Was die Gags angeht, wird das frische Schauspieler-Duo wohl kaum den britischen Komiker Ricky Gervais (49) übertreffen, der im Januar zum zweiten Mal die Golden Globes moderierte. Mit bösen Sprüchen spaltete er Hollywood („Dies wird ein Abend mit viel Party und Trinken - Oder, wie Charlie Sheen es nennen würde: Frühstück!“, „Es war ein großes Jahr für 3D-Filme (...) Alles war irgendwie dreidimensional in diesem Jahr - außer den Charakteren in "The Tourist"“).
Was die US-Zuschauerzahl angeht, so brachte 2010, als erstmals zehn (und nicht mehr fünf) Werke als bester Film nominiert waren, die beste Einschaltquote seit fünf Jahren (41,3 Millionen). Vielleicht, weil unter anderem auch das populäre Science-fiction-Spektakel „Avatar - Aufbruch nach Pandora“ nominiert war?
Den Rekord in den USA hält jedenfalls nach wie vor die Verleihung 1998, als der Blockbuster „Titanic“ vor 55,2 Millionen Fernsehzuschauern abräumte und der Schauspieler Billy Crystal moderierte.
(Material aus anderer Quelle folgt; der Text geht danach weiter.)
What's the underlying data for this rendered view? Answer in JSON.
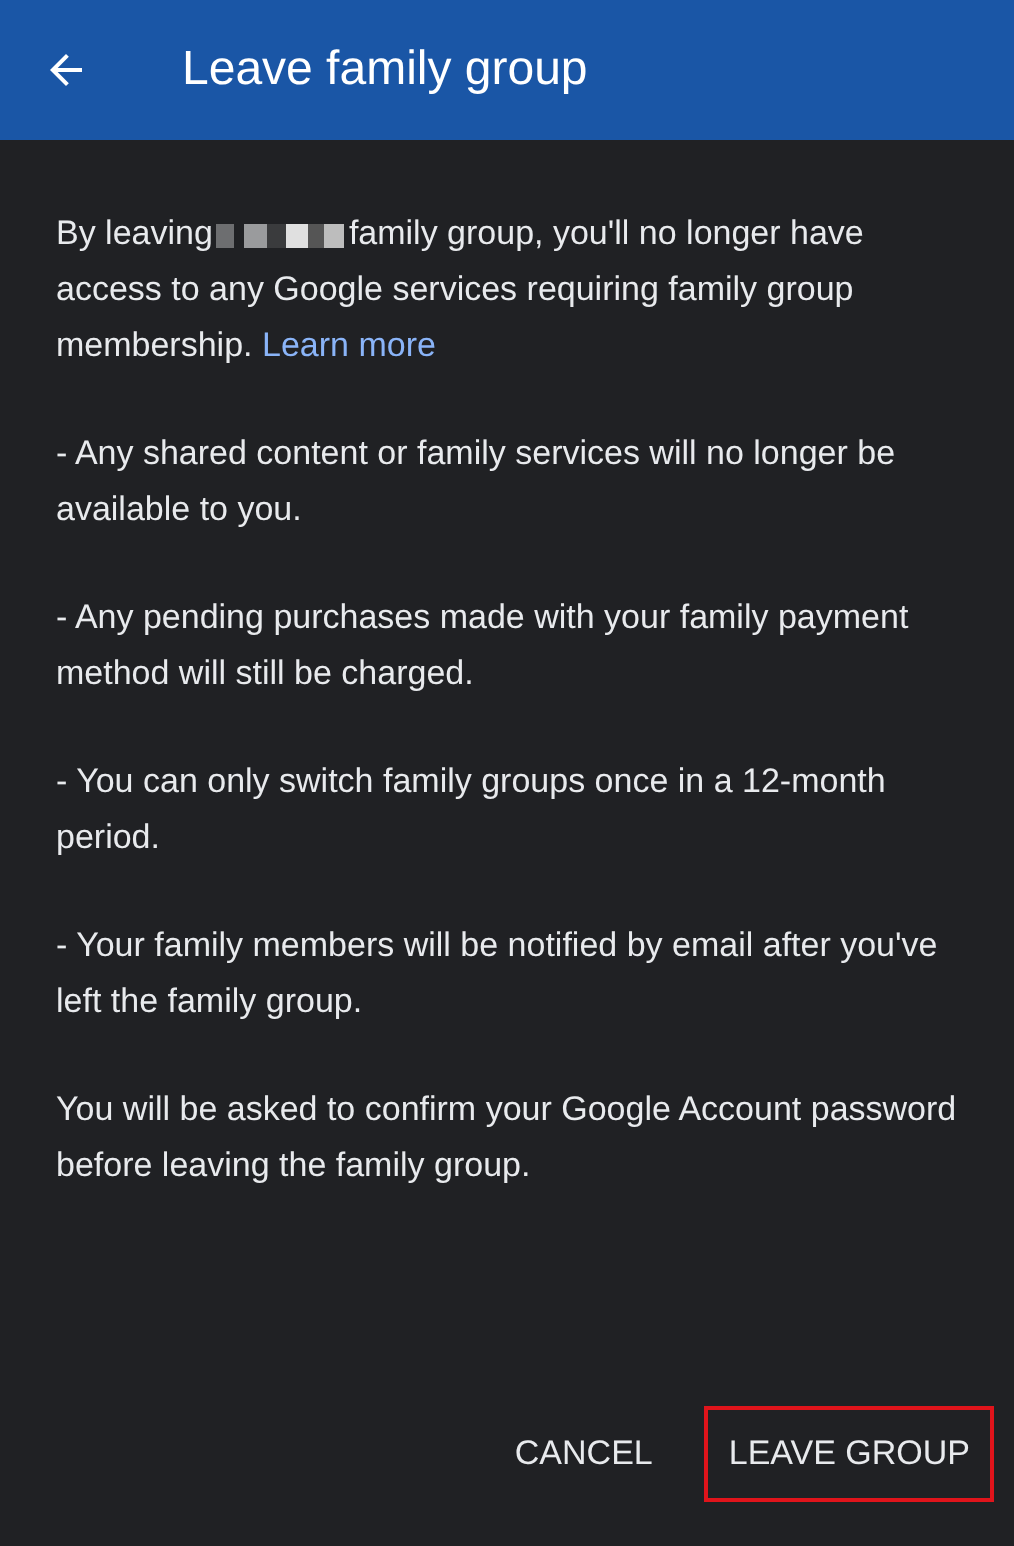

Crystal war seit 1990 achtmal der Gastgeber - immer sehr brillant. Viele Fans trauern auch den vier kostümreichen Moderationen von Whoopi Goldberg hinterher. Zuletzt ging ein bisschen die Kontinuität verloren, die die Verleihung mit Conferenciers wie Bob Hope oder Johnny Carson in den 60er oder 80er Jahren hatte. Fast jedes Jahr wechseln die Moderatoren.
Einen Tiefpunkt sahen viele US-Medien 1995, als der TV-Moderator David Letterman die Oscars präsentierte - in etwas zu selbstgerechter Late-Night-Talker-Manier und ohne das Pathos, das viele erwarten.
In Deutschland zeigt der Privatsender ProSieben jedes Jahr die Oscar-Show - bereits seit 1999. „Unseren Zuschauern ist es wichtig, bei diesem Ereignis live dabei zu sein“, sagt Sendersprecher Christoph Körfer. Als „Spielfilm- und US-Serien-Sender Nr. 1“ sei es selbstverständlich, die wichtigste Preisverleihung der internationalen Filmbranche zu zeigen.
In den vergangenen drei Jahren stieg das Interesse zusehends. Immer mehr Menschen blieben wach oder standen extra auf: 2008 guckten 530 000 Menschen zu, 2009 waren es 670 000 und 2010 sogar 780 000. In der für den Privatsender wichtigen Zielgruppe der 14- bis 49-Jährigen lag der durchschnittliche Marktanteil vergangenes Jahr während der Live-Übertragung bei guten 27,6 Prozent in den Nachtstunden.